While the ruling goes only to qualified immunity, it underscores that there's no clearly established right to open carry under the Second Amendment, and no clearly established right of a detainee to record police officers in public. More generally, the ruling also illustrates just how stingy qualified immunity can be in protecting officers from constitutional tort claims.
The case, Sandberg v. Englewood, Colorado, arose when officers responded to a 911 call in which a caller reported "some form of workplace violence" after observing Westin Sandberg openly carrying his 9-millimeter Ruger on the streets of Englewood. The officers detained Sandberg and determined that there was no basis for the "workplace violence" allegation. But they continued to detain him--for four hours total--while they determined whether they could charge him with anything else. Finally, the officers wrote a summons for disorderly conduct. (Colorado's disorderly conduct statute says: "A person commits disorderly conduct if he or she intentionally, knowingly, or recklessly . . . displays a deadly weapon . . . .") They also took his gun, holster, bullets, and magazine. Four months later, the prosecutor dropped the charge, and, a month after that, returned Sandberg's property to him.

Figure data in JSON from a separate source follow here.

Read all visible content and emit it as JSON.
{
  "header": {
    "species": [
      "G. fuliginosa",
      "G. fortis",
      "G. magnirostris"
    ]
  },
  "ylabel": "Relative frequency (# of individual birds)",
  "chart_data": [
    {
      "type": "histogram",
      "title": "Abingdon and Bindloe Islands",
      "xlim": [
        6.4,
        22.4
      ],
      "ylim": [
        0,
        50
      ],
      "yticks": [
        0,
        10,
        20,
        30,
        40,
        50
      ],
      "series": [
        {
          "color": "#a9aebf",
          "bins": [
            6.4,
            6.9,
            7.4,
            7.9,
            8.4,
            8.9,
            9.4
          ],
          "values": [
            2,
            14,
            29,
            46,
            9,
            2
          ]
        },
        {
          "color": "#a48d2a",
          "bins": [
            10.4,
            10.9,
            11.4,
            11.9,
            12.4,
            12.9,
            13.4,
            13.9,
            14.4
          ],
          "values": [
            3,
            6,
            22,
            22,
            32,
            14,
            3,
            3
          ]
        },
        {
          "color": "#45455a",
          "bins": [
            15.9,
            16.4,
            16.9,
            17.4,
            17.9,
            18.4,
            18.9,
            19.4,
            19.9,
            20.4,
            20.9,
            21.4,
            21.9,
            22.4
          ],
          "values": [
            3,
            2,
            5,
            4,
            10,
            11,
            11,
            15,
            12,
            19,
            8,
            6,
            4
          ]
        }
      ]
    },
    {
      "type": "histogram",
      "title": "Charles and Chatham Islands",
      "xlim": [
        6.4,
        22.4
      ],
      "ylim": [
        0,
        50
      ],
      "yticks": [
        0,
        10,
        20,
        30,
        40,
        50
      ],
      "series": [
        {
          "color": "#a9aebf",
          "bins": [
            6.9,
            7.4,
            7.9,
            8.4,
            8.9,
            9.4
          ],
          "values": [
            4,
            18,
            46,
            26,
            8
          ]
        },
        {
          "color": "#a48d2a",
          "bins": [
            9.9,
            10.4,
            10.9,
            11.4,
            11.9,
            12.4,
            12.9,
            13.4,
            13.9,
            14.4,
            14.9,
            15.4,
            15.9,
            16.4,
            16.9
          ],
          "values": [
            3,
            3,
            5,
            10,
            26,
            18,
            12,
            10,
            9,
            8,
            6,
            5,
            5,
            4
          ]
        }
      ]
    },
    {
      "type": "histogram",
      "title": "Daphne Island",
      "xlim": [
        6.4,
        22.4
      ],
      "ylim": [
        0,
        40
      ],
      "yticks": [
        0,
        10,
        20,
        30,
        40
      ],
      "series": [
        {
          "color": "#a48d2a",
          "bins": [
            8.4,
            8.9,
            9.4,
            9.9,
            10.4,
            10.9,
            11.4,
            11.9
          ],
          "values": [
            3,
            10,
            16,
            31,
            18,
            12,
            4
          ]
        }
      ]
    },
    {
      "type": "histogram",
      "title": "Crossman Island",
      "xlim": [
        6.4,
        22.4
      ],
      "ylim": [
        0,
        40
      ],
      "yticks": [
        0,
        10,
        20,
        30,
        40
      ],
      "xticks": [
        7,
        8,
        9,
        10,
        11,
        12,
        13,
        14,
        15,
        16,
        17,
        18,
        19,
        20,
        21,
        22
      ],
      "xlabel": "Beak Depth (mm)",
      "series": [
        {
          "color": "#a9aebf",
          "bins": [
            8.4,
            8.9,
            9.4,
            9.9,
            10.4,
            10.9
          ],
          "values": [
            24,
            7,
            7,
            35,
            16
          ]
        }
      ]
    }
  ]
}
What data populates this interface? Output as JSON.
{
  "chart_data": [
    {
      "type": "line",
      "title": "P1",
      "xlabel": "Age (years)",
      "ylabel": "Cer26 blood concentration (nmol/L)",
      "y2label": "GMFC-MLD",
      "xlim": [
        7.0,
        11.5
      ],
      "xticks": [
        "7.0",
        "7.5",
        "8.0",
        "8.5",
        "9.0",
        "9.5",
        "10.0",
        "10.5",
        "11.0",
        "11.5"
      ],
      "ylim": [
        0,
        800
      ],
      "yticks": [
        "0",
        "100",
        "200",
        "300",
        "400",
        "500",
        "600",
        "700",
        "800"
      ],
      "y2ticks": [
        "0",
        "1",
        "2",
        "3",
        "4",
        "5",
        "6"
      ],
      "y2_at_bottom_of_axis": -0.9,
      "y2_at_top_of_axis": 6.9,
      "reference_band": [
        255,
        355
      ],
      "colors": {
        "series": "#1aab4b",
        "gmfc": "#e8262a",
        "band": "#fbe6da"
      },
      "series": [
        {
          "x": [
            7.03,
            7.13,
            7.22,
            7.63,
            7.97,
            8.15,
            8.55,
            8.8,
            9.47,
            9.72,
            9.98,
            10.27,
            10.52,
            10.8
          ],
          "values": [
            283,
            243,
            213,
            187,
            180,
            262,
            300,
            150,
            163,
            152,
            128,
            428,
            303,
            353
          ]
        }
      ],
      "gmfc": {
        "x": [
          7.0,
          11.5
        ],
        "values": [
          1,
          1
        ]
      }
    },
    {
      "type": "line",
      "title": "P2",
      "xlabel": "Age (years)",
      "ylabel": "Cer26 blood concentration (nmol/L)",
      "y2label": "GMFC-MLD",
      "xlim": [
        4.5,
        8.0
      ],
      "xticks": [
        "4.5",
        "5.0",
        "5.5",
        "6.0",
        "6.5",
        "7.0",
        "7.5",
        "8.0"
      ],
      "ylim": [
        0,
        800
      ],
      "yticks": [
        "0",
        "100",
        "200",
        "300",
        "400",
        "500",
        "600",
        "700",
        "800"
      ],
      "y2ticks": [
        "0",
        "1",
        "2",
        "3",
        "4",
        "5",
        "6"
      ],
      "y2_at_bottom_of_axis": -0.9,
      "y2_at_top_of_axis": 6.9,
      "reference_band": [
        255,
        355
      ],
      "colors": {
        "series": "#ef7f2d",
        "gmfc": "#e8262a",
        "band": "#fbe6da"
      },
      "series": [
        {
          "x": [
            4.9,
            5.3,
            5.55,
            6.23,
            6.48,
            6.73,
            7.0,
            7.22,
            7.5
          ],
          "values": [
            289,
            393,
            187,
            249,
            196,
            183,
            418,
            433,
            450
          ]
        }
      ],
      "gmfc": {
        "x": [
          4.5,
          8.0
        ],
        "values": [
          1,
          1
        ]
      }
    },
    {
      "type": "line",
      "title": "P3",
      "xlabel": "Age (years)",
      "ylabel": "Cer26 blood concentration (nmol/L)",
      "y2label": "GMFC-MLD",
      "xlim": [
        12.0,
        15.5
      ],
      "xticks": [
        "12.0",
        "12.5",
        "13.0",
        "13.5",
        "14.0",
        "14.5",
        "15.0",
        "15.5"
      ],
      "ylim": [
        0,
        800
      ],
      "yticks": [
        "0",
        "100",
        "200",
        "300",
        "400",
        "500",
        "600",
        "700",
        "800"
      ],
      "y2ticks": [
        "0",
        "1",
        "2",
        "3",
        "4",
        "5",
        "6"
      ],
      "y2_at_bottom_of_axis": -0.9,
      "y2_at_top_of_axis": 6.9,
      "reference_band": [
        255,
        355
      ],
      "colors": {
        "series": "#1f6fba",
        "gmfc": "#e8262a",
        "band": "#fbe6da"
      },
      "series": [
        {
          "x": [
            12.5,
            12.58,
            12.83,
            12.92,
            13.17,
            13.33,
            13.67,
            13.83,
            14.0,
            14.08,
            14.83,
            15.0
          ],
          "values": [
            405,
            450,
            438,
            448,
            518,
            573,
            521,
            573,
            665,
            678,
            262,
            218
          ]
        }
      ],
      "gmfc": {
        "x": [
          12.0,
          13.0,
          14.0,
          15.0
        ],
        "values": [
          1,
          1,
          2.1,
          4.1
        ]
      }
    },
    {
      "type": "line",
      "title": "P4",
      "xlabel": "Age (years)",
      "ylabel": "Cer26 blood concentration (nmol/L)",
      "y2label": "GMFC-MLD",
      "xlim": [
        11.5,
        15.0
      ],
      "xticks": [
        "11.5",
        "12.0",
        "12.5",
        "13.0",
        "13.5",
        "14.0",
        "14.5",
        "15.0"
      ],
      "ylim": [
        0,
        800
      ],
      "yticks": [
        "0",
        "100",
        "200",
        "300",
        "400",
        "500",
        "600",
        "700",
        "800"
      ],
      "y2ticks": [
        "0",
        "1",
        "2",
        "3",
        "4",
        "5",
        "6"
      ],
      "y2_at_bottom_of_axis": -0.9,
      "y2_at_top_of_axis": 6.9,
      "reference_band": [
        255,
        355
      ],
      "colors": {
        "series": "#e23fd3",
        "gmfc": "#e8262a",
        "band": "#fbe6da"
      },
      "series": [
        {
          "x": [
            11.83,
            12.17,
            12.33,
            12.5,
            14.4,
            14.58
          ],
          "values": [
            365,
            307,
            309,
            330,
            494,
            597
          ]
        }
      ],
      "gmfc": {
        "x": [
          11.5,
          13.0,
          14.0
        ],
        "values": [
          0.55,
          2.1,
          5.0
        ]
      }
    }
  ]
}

Sandberg sued, alleging violations of his First, Second, and Fourth Amendment rights, and gun-rights under the Colorado Constitution.
The Tenth Circuit rejected the federal constitutional claims, holding that the officers and prosecutor enjoyed qualified immunity. As to Sandberg's Second Amendment claim, the court said that there was no clearly established right to carry a gun in public. The court said that Justice Thomas's dissent to a denial of cert. in Peruta v. California and the Seventh Circuit ruling in Moore v. Madigan weren't enough, given that Justice Thomas's dissent carries no legal weight, and that the Seventh Circuit is the only circuit to hold that the Second Amendment encompasses a right to carry in public.
As to Sandberg's First Amendment claim, the court said that while some other circuits have held that the First Amendment protects the act of recording police officers' public conduct, they either post-dated the events in this case or involved a third-party recording the police (and not, as here, the detainee himself filming the police). Because there's no case-law on all fours, the court ruled that the law wasn't clearly established, and that the officers therefore enjoyed qualified immunity.
Lacking federal question jurisdiction, the court sent Sandberg's Colorado Constitutional claim back to the district court with instructions to dismiss.
While the case isn't (directly) a ruling on the merits, it does illustrate just how hard it can be to succeed on a constitutional tort claim against officers' qualified immunity. The qualified immunity doctrine allows courts to look first (and only) at whether a right is "clearly established" (without ever actually engaging the right itself). Moreover, in judging the "clearly established" question, the doctrine practically requires circuit precedent, or precedent from a majority of sister circuits, on all fours with the rights claim in the particular case. Because this is so hard to show--especially in cases involving relatively new rights claims, as here, which, because of their newness, simply haven't been litigated a lot--there's a weighty thumb on the scale in favor of qualified immunity, and against civil rights plaintiffs.